Operation Migration teams up with the Princeton (WI) Chamber of Commerce to present the 2015 Whooping Crane Festival this week. There are lots of fun events scheduled, beginning with Thursday night’s welcome dinner at Reilly’s Bar and Pub on Green Lake, and concluding Sunday with a bird walk at White River Marsh and Birding by Boat at Horicon Marsh, beginning at 11 a.m.

You can learn all the details here, but the heart of the Whooping Crane Festival is Saturday with talks and exhibits set up at the Princeton School. The purpose of this post is to acquaint you with who is speaking.

Stan Tekiela is the creator of a popular series of state-specific Field Guides to birds, wildflowers, and trees.

Stan Tekiela is the creator of a popular series of state-specific Field Guides to birds, wildflowers, and trees.

Naturalist, writer, and wildlife photographer Stan Tekelia, is the after-dinner speaker for Friday’s Kickoff dinner which will be held in the Aboretum Room of the Comfort Suites of Royal Ridges.  Stan has authored over 100 field guides, nature appreciation books, and wildlife audio books.

Stan studies and photographs wildlife throughout the United States, and has just returned from a two-week photography trip to Alaska. He holds a bachelor’s degree in Natural History from the University of Minnesota, is a well-known columnist and radio personality and has given hundreds of talks and presentations.
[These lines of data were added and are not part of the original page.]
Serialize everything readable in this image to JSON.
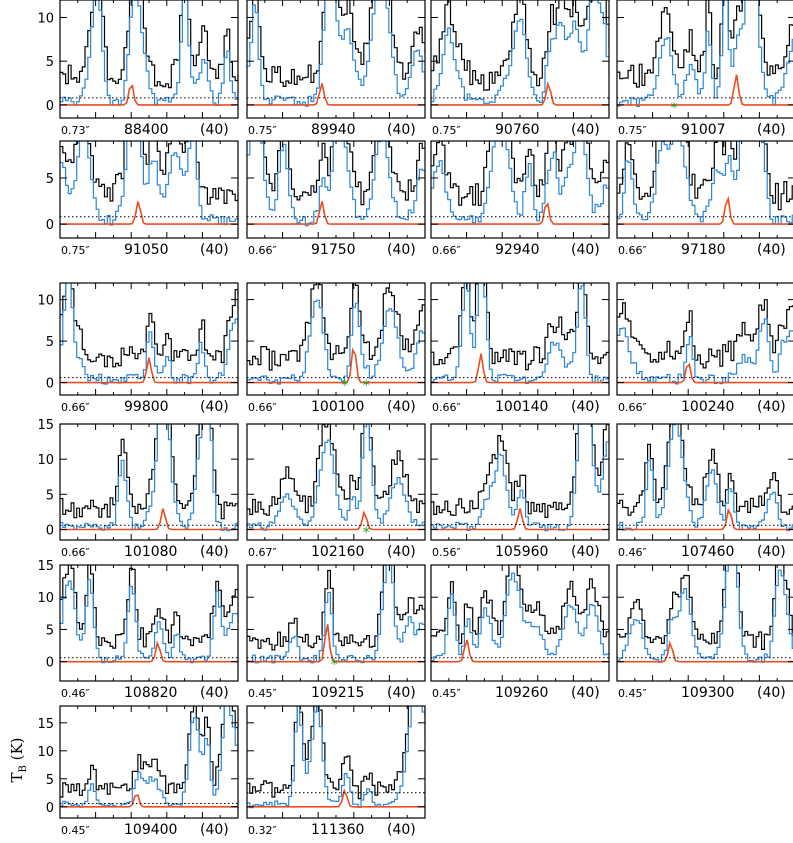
{
  "colors": {
    "observed": "#000000",
    "model_all": "#2a86d6",
    "model_species": "#e84f22",
    "marker": "#1a9a1a",
    "noise": "#000000"
  },
  "y_axis_title": "T",
  "y_axis_title_sub": "B",
  "y_axis_title_unit": "(K)",
  "chart_data": {
    "type": "line",
    "layout": "grid of spectral panels, 4 columns",
    "panels": [
      {
        "freq": "88400",
        "label_suffix": "(40)",
        "beam": "0.73″",
        "ylim": [
          -1.5,
          12
        ],
        "yticks": [
          0,
          5,
          10
        ],
        "noise": 0.8,
        "peak": 2.5,
        "peak_pos": 0.4,
        "markers": []
      },
      {
        "freq": "89940",
        "label_suffix": "(40)",
        "beam": "0.75″",
        "ylim": [
          -1.5,
          12
        ],
        "yticks": [
          0,
          5,
          10
        ],
        "noise": 0.8,
        "peak": 2.5,
        "peak_pos": 0.42,
        "markers": []
      },
      {
        "freq": "90760",
        "label_suffix": "(40)",
        "beam": "0.75″",
        "ylim": [
          -1.5,
          12
        ],
        "yticks": [
          0,
          5,
          10
        ],
        "noise": 0.8,
        "peak": 2.5,
        "peak_pos": 0.66,
        "markers": []
      },
      {
        "freq": "91007",
        "label_suffix": "(40)",
        "beam": "0.75″",
        "ylim": [
          -1.5,
          12
        ],
        "yticks": [
          0,
          5,
          10
        ],
        "noise": 0.8,
        "peak": 3.5,
        "peak_pos": 0.67,
        "markers": [
          0.32
        ]
      },
      {
        "freq": "91050",
        "label_suffix": "(40)",
        "beam": "0.75″",
        "ylim": [
          -1.5,
          9
        ],
        "yticks": [
          0,
          5
        ],
        "noise": 0.8,
        "peak": 2.5,
        "peak_pos": 0.44,
        "markers": []
      },
      {
        "freq": "91750",
        "label_suffix": "(40)",
        "beam": "0.66″",
        "ylim": [
          -1.5,
          9
        ],
        "yticks": [
          0,
          5
        ],
        "noise": 0.8,
        "peak": 2.5,
        "peak_pos": 0.42,
        "markers": []
      },
      {
        "freq": "92940",
        "label_suffix": "(40)",
        "beam": "0.66″",
        "ylim": [
          -1.5,
          9
        ],
        "yticks": [
          0,
          5
        ],
        "noise": 0.8,
        "peak": 2.5,
        "peak_pos": 0.65,
        "markers": []
      },
      {
        "freq": "97180",
        "label_suffix": "(40)",
        "beam": "0.66″",
        "ylim": [
          -1.5,
          9
        ],
        "yticks": [
          0,
          5
        ],
        "noise": 0.8,
        "peak": 3.0,
        "peak_pos": 0.62,
        "markers": []
      },
      {
        "freq": "99800",
        "label_suffix": "(40)",
        "beam": "0.66″",
        "ylim": [
          -1.5,
          12
        ],
        "yticks": [
          0,
          5,
          10
        ],
        "noise": 0.6,
        "peak": 3.0,
        "peak_pos": 0.5,
        "markers": []
      },
      {
        "freq": "100100",
        "label_suffix": "(40)",
        "beam": "0.66″",
        "ylim": [
          -1.5,
          12
        ],
        "yticks": [
          0,
          5,
          10
        ],
        "noise": 0.6,
        "peak": 4.5,
        "peak_pos": 0.6,
        "markers": [
          0.55,
          0.67
        ]
      },
      {
        "freq": "100140",
        "label_suffix": "(40)",
        "beam": "0.66″",
        "ylim": [
          -1.5,
          12
        ],
        "yticks": [
          0,
          5,
          10
        ],
        "noise": 0.6,
        "peak": 3.5,
        "peak_pos": 0.28,
        "markers": []
      },
      {
        "freq": "100240",
        "label_suffix": "(40)",
        "beam": "0.66″",
        "ylim": [
          -1.5,
          12
        ],
        "yticks": [
          0,
          5,
          10
        ],
        "noise": 0.6,
        "peak": 2.5,
        "peak_pos": 0.4,
        "markers": []
      },
      {
        "freq": "101080",
        "label_suffix": "(40)",
        "beam": "0.66″",
        "ylim": [
          -1.5,
          15
        ],
        "yticks": [
          0,
          5,
          10,
          15
        ],
        "noise": 0.6,
        "peak": 3.0,
        "peak_pos": 0.58,
        "markers": []
      },
      {
        "freq": "102160",
        "label_suffix": "(40)",
        "beam": "0.67″",
        "ylim": [
          -1.5,
          15
        ],
        "yticks": [
          0,
          5,
          10,
          15
        ],
        "noise": 0.6,
        "peak": 2.5,
        "peak_pos": 0.66,
        "markers": [
          0.67
        ]
      },
      {
        "freq": "105960",
        "label_suffix": "(40)",
        "beam": "0.56″",
        "ylim": [
          -1.5,
          15
        ],
        "yticks": [
          0,
          5,
          10,
          15
        ],
        "noise": 0.7,
        "peak": 3.0,
        "peak_pos": 0.5,
        "markers": []
      },
      {
        "freq": "107460",
        "label_suffix": "(40)",
        "beam": "0.46″",
        "ylim": [
          -1.5,
          15
        ],
        "yticks": [
          0,
          5,
          10,
          15
        ],
        "noise": 0.6,
        "peak": 3.0,
        "peak_pos": 0.63,
        "markers": []
      },
      {
        "freq": "108820",
        "label_suffix": "(40)",
        "beam": "0.46″",
        "ylim": [
          -3,
          15
        ],
        "yticks": [
          0,
          5,
          10,
          15
        ],
        "noise": 0.6,
        "peak": 3.0,
        "peak_pos": 0.55,
        "markers": []
      },
      {
        "freq": "109215",
        "label_suffix": "(40)",
        "beam": "0.45″",
        "ylim": [
          -3,
          15
        ],
        "yticks": [
          0,
          5,
          10,
          15
        ],
        "noise": 0.6,
        "peak": 6.0,
        "peak_pos": 0.45,
        "markers": [
          0.49
        ]
      },
      {
        "freq": "109260",
        "label_suffix": "(40)",
        "beam": "0.45″",
        "ylim": [
          -3,
          15
        ],
        "yticks": [
          0,
          5,
          10,
          15
        ],
        "noise": 0.6,
        "peak": 3.5,
        "peak_pos": 0.2,
        "markers": []
      },
      {
        "freq": "109300",
        "label_suffix": "(40)",
        "beam": "0.45″",
        "ylim": [
          -3,
          15
        ],
        "yticks": [
          0,
          5,
          10,
          15
        ],
        "noise": 0.6,
        "peak": 3.0,
        "peak_pos": 0.3,
        "markers": []
      },
      {
        "freq": "109400",
        "label_suffix": "(40)",
        "beam": "0.45″",
        "ylim": [
          -2,
          18
        ],
        "yticks": [
          0,
          5,
          10,
          15
        ],
        "noise": 0.6,
        "peak": 2.5,
        "peak_pos": 0.43,
        "markers": []
      },
      {
        "freq": "111360",
        "label_suffix": "(40)",
        "beam": "0.32″",
        "ylim": [
          -2,
          18
        ],
        "yticks": [
          0,
          5,
          10,
          15
        ],
        "noise": 2.5,
        "peak": 3.0,
        "peak_pos": 0.55,
        "markers": []
      }
    ]
  }
}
Saturday Speakers at the Whooping Crane Festival

Operation Migration pilot Joe Duff, who has spent 15 years training and flying with whooping cranes, as well as talking and writing about them, will share some of those adventures with his trademark humor, and plenty of images. Joe is the co-founder of Operation Migration.

Other Saturday programs will include Pat Fisher of The Feather,  who will present a program on Raptor Rehabilitation, from 9 – 10 a.m.  The Feather is a non-profit organization dedicated to caring for orphaned and injured avian wildlife. Rob Zimmer, syndicated Wisconsin outdoor and garden writer, will present a program on Gardening for Wildlife, from 11 a.m. to noon.
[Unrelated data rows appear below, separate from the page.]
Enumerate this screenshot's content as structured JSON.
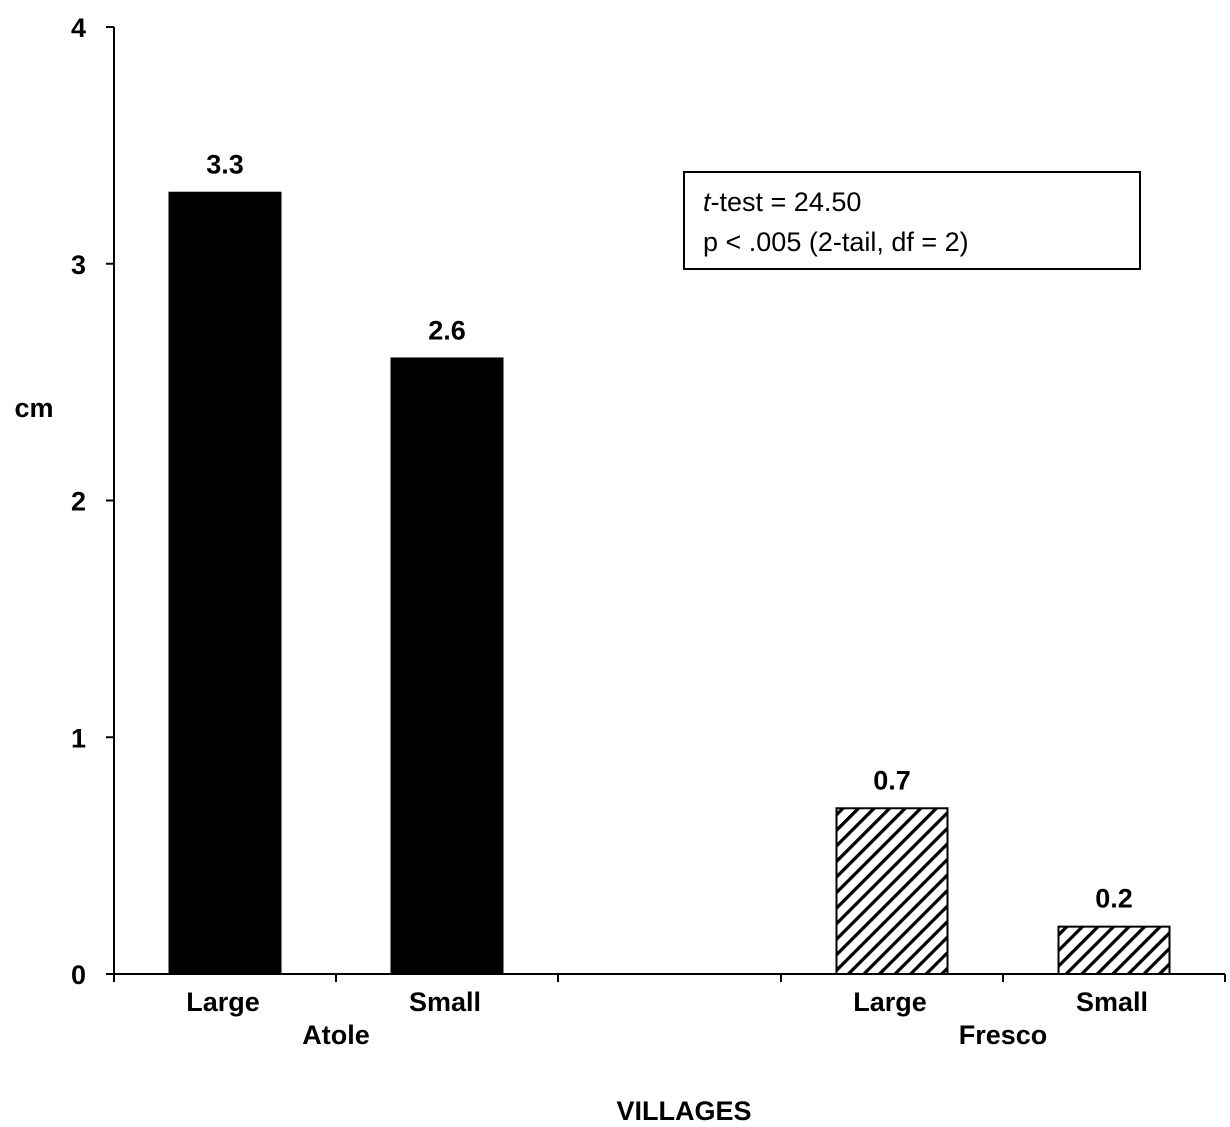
{
  "chart_data": {
    "type": "bar",
    "title": "",
    "xlabel": "VILLAGES",
    "ylabel": "cm",
    "ylim": [
      0,
      4
    ],
    "yticks": [
      "0",
      "1",
      "2",
      "3",
      "4"
    ],
    "grid": false,
    "groups": [
      {
        "name": "Atole",
        "fill": "#000000",
        "pattern": "solid",
        "bars": [
          {
            "category": "Large",
            "value": 3.3,
            "label": "3.3"
          },
          {
            "category": "Small",
            "value": 2.6,
            "label": "2.6"
          }
        ]
      },
      {
        "name": "Fresco",
        "fill": "#000000",
        "pattern": "diagonal-hatch",
        "bars": [
          {
            "category": "Large",
            "value": 0.7,
            "label": "0.7"
          },
          {
            "category": "Small",
            "value": 0.2,
            "label": "0.2"
          }
        ]
      }
    ],
    "annotation": {
      "line1_italic": "t",
      "line1_rest": "-test = 24.50",
      "line2": "p < .005 (2-tail, df = 2)"
    }
  }
}
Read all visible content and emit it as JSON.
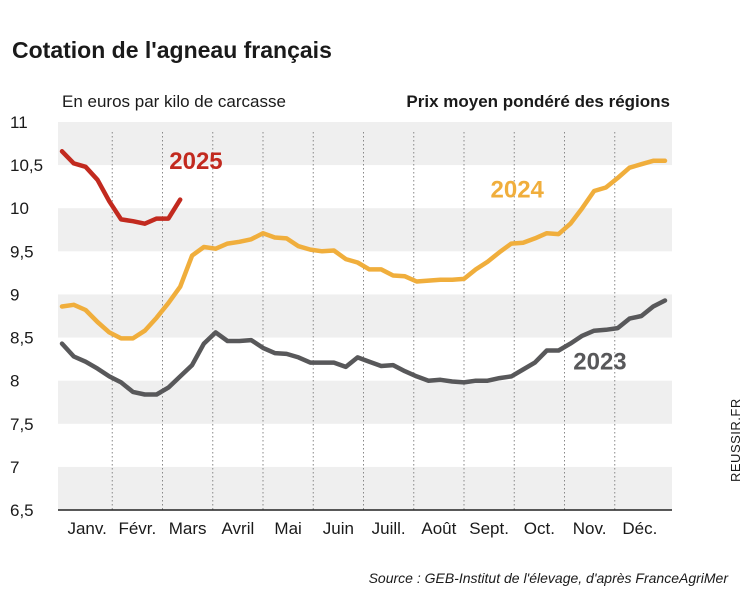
{
  "chart_data": {
    "type": "line",
    "title": "Cotation de l'agneau français",
    "subtitle_left": "En euros par kilo de carcasse",
    "subtitle_right": "Prix moyen pondéré des régions",
    "ylim": [
      6.5,
      11
    ],
    "yticks": [
      "11",
      "10,5",
      "10",
      "9,5",
      "9",
      "8,5",
      "8",
      "7,5",
      "7",
      "6,5"
    ],
    "ytick_values": [
      11,
      10.5,
      10,
      9.5,
      9,
      8.5,
      8,
      7.5,
      7,
      6.5
    ],
    "categories": [
      "Janv.",
      "Févr.",
      "Mars",
      "Avril",
      "Mai",
      "Juin",
      "Juill.",
      "Août",
      "Sept.",
      "Oct.",
      "Nov.",
      "Déc."
    ],
    "xlim": [
      1,
      52
    ],
    "series": [
      {
        "name": "2023",
        "color": "#58585a",
        "x": [
          1,
          2,
          3,
          4,
          5,
          6,
          7,
          8,
          9,
          10,
          11,
          12,
          13,
          14,
          15,
          16,
          17,
          18,
          19,
          20,
          21,
          22,
          23,
          24,
          25,
          26,
          27,
          28,
          29,
          30,
          31,
          32,
          33,
          34,
          35,
          36,
          37,
          38,
          39,
          40,
          41,
          42,
          43,
          44,
          45,
          46,
          47,
          48,
          49,
          50,
          51,
          52
        ],
        "values": [
          8.43,
          8.28,
          8.22,
          8.14,
          8.05,
          7.98,
          7.87,
          7.84,
          7.84,
          7.92,
          8.05,
          8.18,
          8.43,
          8.56,
          8.46,
          8.46,
          8.47,
          8.38,
          8.32,
          8.31,
          8.27,
          8.21,
          8.21,
          8.21,
          8.16,
          8.27,
          8.22,
          8.17,
          8.18,
          8.11,
          8.05,
          8.0,
          8.01,
          7.99,
          7.98,
          8.0,
          8.0,
          8.03,
          8.05,
          8.13,
          8.21,
          8.35,
          8.35,
          8.43,
          8.52,
          8.58,
          8.59,
          8.61,
          8.72,
          8.75,
          8.86,
          8.93
        ]
      },
      {
        "name": "2024",
        "color": "#f0ae3c",
        "x": [
          1,
          2,
          3,
          4,
          5,
          6,
          7,
          8,
          9,
          10,
          11,
          12,
          13,
          14,
          15,
          16,
          17,
          18,
          19,
          20,
          21,
          22,
          23,
          24,
          25,
          26,
          27,
          28,
          29,
          30,
          31,
          32,
          33,
          34,
          35,
          36,
          37,
          38,
          39,
          40,
          41,
          42,
          43,
          44,
          45,
          46,
          47,
          48,
          49,
          50,
          51,
          52
        ],
        "values": [
          8.86,
          8.88,
          8.82,
          8.68,
          8.56,
          8.49,
          8.49,
          8.58,
          8.73,
          8.9,
          9.09,
          9.45,
          9.55,
          9.53,
          9.59,
          9.61,
          9.64,
          9.71,
          9.66,
          9.65,
          9.56,
          9.52,
          9.5,
          9.51,
          9.41,
          9.37,
          9.29,
          9.29,
          9.22,
          9.21,
          9.15,
          9.16,
          9.17,
          9.17,
          9.18,
          9.29,
          9.38,
          9.49,
          9.59,
          9.6,
          9.65,
          9.71,
          9.7,
          9.82,
          10.0,
          10.2,
          10.24,
          10.35,
          10.47,
          10.51,
          10.55,
          10.55
        ]
      },
      {
        "name": "2025",
        "color": "#c22a1f",
        "x": [
          1,
          2,
          3,
          4,
          5,
          6,
          7,
          8,
          9,
          10,
          11
        ],
        "values": [
          10.66,
          10.52,
          10.48,
          10.33,
          10.08,
          9.87,
          9.85,
          9.82,
          9.88,
          9.88,
          10.1
        ]
      }
    ],
    "annotations": [
      {
        "text": "2025",
        "series": "2025"
      },
      {
        "text": "2024",
        "series": "2024"
      },
      {
        "text": "2023",
        "series": "2023"
      }
    ],
    "grid": "alternating horizontal bands, dotted vertical month separators"
  },
  "source": "Source : GEB-Institut de l'élevage, d'après FranceAgriMer",
  "credit": "REUSSIR.FR"
}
Finally, in a  “kids of all ages” program, Wisconsin educator/entertainer will present three 45-minute shows; they will begin on-the-hour at 11 a.m., noon, and 1 p.m.  David is a Wisconsin Association of Environmental Education Teacher of the Year, and also an “Aldo Leopold award winner.”

Here is one of Stan Tekiela’s images, most appropriate for this Whooping Crane Festival:  “Whooping Crane pair on Foggy Morning”

Happy Fest days to participants and attendants – one and all!


One thought on “Monday Morning Blogging: The Whooping Crane Festival

  1. Funny to see your post this morning. As we drove out of Michigan yesterday, we were on I-75 near Monroe. I casually remarked to John, “I think I saw a whooper back there.” “I thought so too,” was his reply. It was probably just an enormous egret, but at the time, we both thought it was a crane. Bright white and huge. Doubtful, eh?

    We are hoping to see them in TX again this winter. It sure was a thrill last year.